Conforme revelou Grimaldi, “Silvia Martínez é esposa de Roberto Cáceres, representante
técnico de várias empresas agrícolas – todas sócias da UGP (Unión de Grêmios de
la Producción) - entre elas Agrosán, recentemente adquirida pela Syngenta,
outra transnacional, por 120 milhões de dólares”.
Algo similar
à UDR (União Democrática Ruralista) de Ronaldo Caiado, e aos ruralistas da
senadora Kátia Abreu, a UGP é comandada por Héctor Cristaldo, sustentado por
figuras como Ramón Sánchez – vinculado ao setor agroquímico - entre outros
agentes das transnacionais do agronegócio. “Cristaldo integra o staff de várias empresas do Grupo
Zuccolillo, cujo principal acionista é
Aldo Zuccolillo, diretor proprietário do jornal ABC Color desde sua fundação
sob o regime de Stroessner, em 1967. Zuccolillo
é dirigente da Sociedade Interamericana de Prensa (SIP)”, esclarece Idílio
Grimaldi.
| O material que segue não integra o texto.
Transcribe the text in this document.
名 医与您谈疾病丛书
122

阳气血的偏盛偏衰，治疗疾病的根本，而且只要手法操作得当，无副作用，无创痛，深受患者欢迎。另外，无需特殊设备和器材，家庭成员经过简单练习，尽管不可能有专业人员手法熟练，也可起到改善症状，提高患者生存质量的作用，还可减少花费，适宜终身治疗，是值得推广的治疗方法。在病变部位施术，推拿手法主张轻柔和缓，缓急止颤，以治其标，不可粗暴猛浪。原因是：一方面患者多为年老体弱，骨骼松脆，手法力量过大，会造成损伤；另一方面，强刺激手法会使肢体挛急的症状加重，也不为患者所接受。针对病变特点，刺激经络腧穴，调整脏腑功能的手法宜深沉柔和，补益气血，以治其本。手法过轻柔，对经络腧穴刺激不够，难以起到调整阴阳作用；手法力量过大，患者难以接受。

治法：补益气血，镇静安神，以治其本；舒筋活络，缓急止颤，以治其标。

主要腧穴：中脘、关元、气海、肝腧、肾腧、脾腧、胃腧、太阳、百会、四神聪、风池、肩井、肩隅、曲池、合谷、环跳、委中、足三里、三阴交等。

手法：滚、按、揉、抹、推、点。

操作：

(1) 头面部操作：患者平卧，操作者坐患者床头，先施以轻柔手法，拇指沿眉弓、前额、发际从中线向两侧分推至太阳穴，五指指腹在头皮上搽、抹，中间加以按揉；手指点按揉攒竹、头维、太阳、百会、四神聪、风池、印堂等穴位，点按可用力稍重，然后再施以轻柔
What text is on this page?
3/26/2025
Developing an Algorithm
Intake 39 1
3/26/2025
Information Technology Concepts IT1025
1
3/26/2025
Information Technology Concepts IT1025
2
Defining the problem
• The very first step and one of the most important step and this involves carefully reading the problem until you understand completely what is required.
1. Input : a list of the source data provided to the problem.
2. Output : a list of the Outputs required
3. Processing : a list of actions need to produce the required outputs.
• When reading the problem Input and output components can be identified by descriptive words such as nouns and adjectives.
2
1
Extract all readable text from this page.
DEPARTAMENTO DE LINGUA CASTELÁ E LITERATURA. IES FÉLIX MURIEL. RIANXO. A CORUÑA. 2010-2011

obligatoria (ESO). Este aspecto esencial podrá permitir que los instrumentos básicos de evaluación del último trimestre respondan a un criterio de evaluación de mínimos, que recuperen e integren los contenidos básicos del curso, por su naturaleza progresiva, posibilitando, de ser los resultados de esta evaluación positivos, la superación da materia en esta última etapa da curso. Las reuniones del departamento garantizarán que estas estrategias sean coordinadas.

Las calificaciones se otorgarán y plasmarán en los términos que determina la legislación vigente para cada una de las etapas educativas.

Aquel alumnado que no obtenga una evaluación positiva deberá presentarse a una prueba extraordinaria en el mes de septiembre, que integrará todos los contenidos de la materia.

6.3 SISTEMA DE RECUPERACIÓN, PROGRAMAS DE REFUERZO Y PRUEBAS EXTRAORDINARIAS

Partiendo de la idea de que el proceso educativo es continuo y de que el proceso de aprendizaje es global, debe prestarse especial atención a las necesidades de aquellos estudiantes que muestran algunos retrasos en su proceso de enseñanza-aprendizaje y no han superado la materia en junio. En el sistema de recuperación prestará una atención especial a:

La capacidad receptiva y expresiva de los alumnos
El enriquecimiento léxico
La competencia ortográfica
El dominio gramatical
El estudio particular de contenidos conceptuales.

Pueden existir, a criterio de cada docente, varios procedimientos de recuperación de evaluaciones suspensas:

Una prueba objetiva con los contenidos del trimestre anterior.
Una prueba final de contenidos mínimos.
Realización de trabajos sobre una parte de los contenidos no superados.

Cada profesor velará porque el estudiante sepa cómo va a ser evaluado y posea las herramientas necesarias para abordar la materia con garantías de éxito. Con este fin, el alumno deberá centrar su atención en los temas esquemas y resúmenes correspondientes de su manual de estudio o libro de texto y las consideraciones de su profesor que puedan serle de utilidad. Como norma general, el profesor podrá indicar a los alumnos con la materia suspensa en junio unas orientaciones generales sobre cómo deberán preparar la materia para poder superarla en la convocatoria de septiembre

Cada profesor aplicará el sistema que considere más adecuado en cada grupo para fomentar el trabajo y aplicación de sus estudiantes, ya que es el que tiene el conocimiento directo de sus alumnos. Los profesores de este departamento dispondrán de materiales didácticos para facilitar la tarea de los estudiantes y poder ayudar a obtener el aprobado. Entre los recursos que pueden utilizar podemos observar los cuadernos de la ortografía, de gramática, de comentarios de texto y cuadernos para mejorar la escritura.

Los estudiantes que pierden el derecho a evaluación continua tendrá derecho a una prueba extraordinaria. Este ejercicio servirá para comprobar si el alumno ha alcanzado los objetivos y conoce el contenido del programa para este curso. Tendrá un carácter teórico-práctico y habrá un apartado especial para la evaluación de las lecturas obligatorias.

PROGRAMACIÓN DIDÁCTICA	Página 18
O jornalista lembra que o Grupo Zuccolillo é o principal sócio no Paraguai da Cargill, uma das maiores transnacionais
do agronegócio do mundo. “Tal sociedade” construiu um dos portos graneleiros
mais importantes do Paraguai, o Porto União, a 500 metros da absorção de água
da Companhia de Saneamento do Estado, sobre o rio Paraguai, sem qualquer
restrição”, esclarece.
Com a
proteção do apodrecido Congresso que condenou Lugo, as transnacionais do
agronegócio no Paraguai praticamente não pagam impostos, com uma carga tributária
de 13% do PIB, tão insignificante que acaba inviabilizando os serviços públicos.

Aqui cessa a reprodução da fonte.